Pros and Cons of Budget Prop Firms

Pros Cons
Lower Barrier to Entry: More accessible for traders with limited capital. Test multiple firms without a large financial commitment. Tighter Drawdowns: Budget firms often compensate for lower fees with stricter risk parameters, reducing your margin for error.
More Retake Flexibility: Cheaper challenges make it less painful to re-attempt evaluations if you fail. Hidden Fees: Activation charges and non-refundable structures can inflate real costs.
Good for Testing: Ideal for trying out new strategies or proving consistency before committing to a higher-tier firm. Execution Risk: Wider spreads and poorer liquidity can silently drain profitability.
Competition Drives Deals: Many firms run discounts, meaning cheap options are widely available if you shop around. Lower Trust: Some ultra-cheap firms have limited track records, raising reliability concerns.
Potentially Zero Net Cost: Refundable challenge fees mean you can get funded with no net cost if you perform. Profit Split Tradeoff: Some cheaper firms cap splits lower than premium firms, reducing long-term earning potential.

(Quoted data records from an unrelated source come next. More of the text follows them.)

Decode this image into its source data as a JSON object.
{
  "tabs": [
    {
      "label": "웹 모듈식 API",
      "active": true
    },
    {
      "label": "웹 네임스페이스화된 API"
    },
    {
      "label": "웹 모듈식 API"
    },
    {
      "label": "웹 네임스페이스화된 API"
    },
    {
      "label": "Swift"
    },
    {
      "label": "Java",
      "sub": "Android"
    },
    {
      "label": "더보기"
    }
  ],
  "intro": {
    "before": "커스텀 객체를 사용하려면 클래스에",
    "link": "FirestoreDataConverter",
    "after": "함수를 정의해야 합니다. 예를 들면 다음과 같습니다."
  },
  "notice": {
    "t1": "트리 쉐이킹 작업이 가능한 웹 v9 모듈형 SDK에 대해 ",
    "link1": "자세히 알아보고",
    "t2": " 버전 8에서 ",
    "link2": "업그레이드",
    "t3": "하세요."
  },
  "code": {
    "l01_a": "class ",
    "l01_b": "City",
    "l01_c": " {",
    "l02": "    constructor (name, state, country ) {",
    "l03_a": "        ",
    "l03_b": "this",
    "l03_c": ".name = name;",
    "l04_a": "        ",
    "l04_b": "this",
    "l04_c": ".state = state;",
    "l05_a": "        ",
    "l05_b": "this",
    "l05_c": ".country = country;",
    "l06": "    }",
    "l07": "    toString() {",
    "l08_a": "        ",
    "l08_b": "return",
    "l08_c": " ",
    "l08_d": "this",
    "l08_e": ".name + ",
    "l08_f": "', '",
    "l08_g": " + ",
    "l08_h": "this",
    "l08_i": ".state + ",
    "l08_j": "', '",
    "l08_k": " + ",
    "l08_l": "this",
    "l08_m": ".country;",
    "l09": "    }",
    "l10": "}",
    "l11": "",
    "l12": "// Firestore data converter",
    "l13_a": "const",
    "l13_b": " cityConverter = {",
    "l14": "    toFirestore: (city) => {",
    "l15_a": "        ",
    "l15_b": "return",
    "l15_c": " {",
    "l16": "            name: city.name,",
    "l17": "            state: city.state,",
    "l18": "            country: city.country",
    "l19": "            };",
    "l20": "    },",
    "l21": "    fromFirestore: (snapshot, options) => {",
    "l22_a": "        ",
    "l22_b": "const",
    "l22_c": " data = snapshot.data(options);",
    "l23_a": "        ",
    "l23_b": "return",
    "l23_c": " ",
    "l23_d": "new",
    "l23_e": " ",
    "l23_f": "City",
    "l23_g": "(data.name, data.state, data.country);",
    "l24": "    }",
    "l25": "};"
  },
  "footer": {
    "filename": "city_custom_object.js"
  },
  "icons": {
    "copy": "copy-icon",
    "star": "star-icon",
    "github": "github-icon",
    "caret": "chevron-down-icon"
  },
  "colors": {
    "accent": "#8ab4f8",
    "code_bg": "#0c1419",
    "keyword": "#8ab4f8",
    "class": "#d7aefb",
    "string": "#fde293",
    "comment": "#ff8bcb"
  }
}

Tips for Getting the Best Value

  1. Always calculate net cost, not sticker price. If a firm refunds the fee on payout, treat the challenge as effectively free if you expect to pass.
  2. Factor in profit split. A 90% split firm can outperform a 75% split firm even if the upfront cost is higher.
  3. Watch activation fees. If you see “low challenge fee” + “activation required,” the firm is likely recouping their costs after you pass.
  4. Test spreads in live conditions. Don’t assume a cheap firm has competitive execution. Run a demo or small test trades and compare to a known broker feed.
  5. Choose rules you can realistically pass. The cheapest firm is the one you pass on the first attempt.

Final Thought

The cheapest prop firm isn’t always the one with the lowest challenge fee. It’s the one where you can get funded at the lowest net cost and keep the most profits over time.

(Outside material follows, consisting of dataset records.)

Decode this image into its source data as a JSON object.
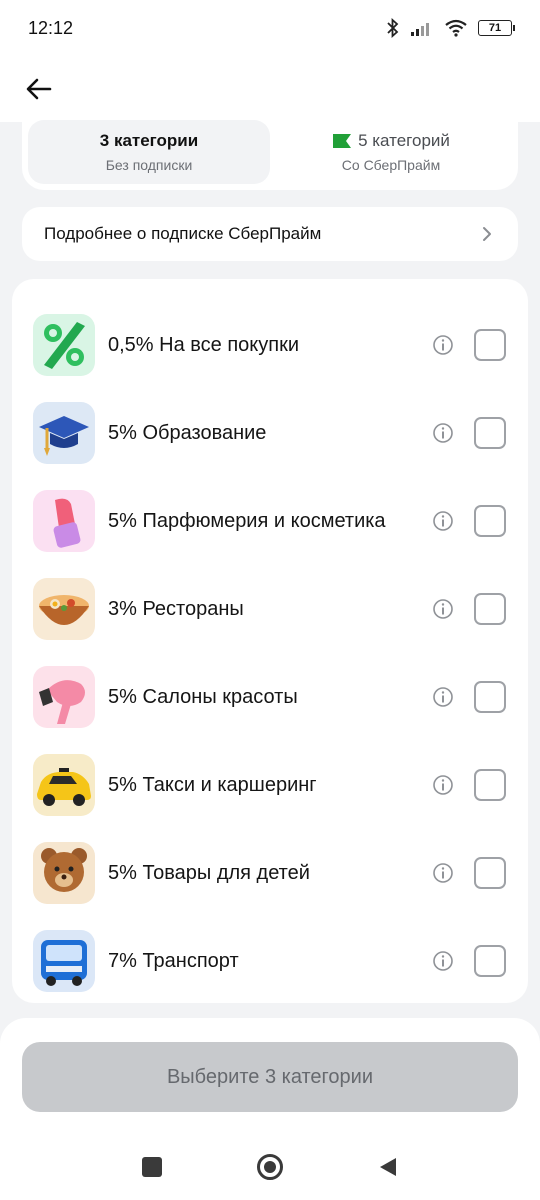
{
  "status_bar": {
    "time": "12:12",
    "battery": "71"
  },
  "tabs": [
    {
      "title": "3 категории",
      "subtitle": "Без подписки",
      "active": true
    },
    {
      "title": "5 категорий",
      "subtitle": "Со СберПрайм",
      "active": false
    }
  ],
  "more_link": {
    "label": "Подробнее о подписке СберПрайм"
  },
  "categories": [
    {
      "label": "0,5% На все покупки",
      "icon": "percent-icon"
    },
    {
      "label": "5% Образование",
      "icon": "graduation-cap-icon"
    },
    {
      "label": "5% Парфюмерия и косметика",
      "icon": "lipstick-icon"
    },
    {
      "label": "3% Рестораны",
      "icon": "food-bowl-icon"
    },
    {
      "label": "5% Салоны красоты",
      "icon": "hair-dryer-icon"
    },
    {
      "label": "5% Такси и каршеринг",
      "icon": "taxi-car-icon"
    },
    {
      "label": "5% Товары для детей",
      "icon": "teddy-bear-icon"
    },
    {
      "label": "7% Транспорт",
      "icon": "bus-icon"
    }
  ],
  "cta": {
    "label": "Выберите 3 категории"
  },
  "colors": {
    "accent_green": "#21a038",
    "disabled_button": "#c7c9cc"
  }
}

For most traders, refundable challenge models like Funded Next and E8 are the best budget entry. For long-term earners, firms like FTMO can be “expensive upfront” but cheaper over time because of split scaling and brand reliability.

Frequently Asked Questions

What is the cheapest forex prop firm?

The cheapest in net cost is often a refundable model like Funded Next, where the challenge fee is returned on your first payout. That makes the net cost effectively $0 if you pass and withdraw.

Are cheap prop firms reliable?

Some are. Established firms like FTMO and The5ers have strong track records even if they’re not always the lowest sticker price. The risk is higher with newer ultra-budget firms that lack history.

Do cheap firms have worse spreads?

Sometimes. That’s why spreads are the hidden cost to test. A firm can be cheap to enter but expensive to trade if the execution environment is poor.

Is a refundable challenge always better?

Not always. Refundable models are best if you expect to pass and withdraw. If you fail repeatedly, the cost still stacks. Also compare rules and execution quality, not just refund terms.

Disclaimer

The information provided on this page is for educational and informational purposes only. It does not constitute financial advice, trading recommendations, or endorsement of any specific prop firm. Prop firm terms, payout structures, and fee schedules are subject to change. Always verify current terms directly with the firm and consider your own financial situation before committing capital. Past performance and firm policies described here may not reflect current or future conditions. Trading involves significant risk of loss.